While the rugby season doesn’t typically get under way until the spring, a group of SMUS students have been on the pitch since early January practicing their rucking, passing and tackling.
For the first time, the Senior School is preparing to field a female rugby team to compete against other Vancouver Island schools.
“Women’s rugby is one of Canada’s fastest-growing sports. The history of rugby at SMUS is really strong and there has been a growing interest from girls here to participate in a rugby program,” says Ms. Lindsay Brooke, athletic director. “Now this group of girls will get to learn firsthand the values of team sport. They will be challenged physically, mentally and emotionally in an athletic venue that they otherwise might not have experienced at our school. They will also learn about themselves and will develop traits that will foster growth in leadership and character.”
Coached by Ms. Stefani Hanson and Mr. Spencer Robinson, the athletes have picked up the sport quite quickly and have already competed in a few exhibition games.
“The girls are doing really well. Every week I see them getting better – their rugby skills and their overall athleticism,” Stefani says. “The exhibition games have been good because they learn so much in one 14-minute game that you can’t get in a practice. You have to play it to learn it, so they’re at the point now where they’re understanding a lot more of the elements of the game.”
The season officially kicks off on April 8 (right after Spring Break) when our Senior girls sevens team plays at Claremont.
“It really is such a fast-growing sport. It’s big on the north Island, but down here the numbers aren’t as high so we have to do a sevens league and we’re limited in who we can play. But because it’s sevens, game days will usually be two or three 14-minute games in an afternoon so they’ll get a lot of exposure to the game,” Stefani says.
While the season is soon to start, she adds that the team will welcome more players with open arms.

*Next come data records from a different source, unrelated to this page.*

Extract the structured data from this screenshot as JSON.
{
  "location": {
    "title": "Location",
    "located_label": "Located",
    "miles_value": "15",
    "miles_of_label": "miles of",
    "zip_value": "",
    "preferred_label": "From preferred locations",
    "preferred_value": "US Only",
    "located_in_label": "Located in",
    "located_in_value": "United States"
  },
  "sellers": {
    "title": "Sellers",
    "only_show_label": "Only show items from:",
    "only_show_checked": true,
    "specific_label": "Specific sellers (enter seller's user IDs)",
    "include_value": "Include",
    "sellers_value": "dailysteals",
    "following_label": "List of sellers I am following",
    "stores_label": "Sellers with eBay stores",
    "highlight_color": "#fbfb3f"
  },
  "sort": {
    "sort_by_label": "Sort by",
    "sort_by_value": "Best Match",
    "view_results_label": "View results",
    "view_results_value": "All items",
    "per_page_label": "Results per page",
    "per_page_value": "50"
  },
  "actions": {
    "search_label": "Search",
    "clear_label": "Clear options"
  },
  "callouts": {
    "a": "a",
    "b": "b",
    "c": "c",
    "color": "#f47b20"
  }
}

“It’s a pretty easy sport to pick up in high school. And it’s growing so fast because you can have any body type to play: bigger, smaller, faster, slower,” Stefani says. “It’s a sport that involves so many skill sets and learning opportunities on and off the field. You need to work super hard but it’s so much fun. You go out and play hard rugby, and you’re tired and sore, but you’re just as keen to get back out and keep on improving.
“The school’s really keen on seeing this grow and building into a really good, strong program. Hopefully in a few years we can get a good 15s program and be known for having that great girls rugby program.”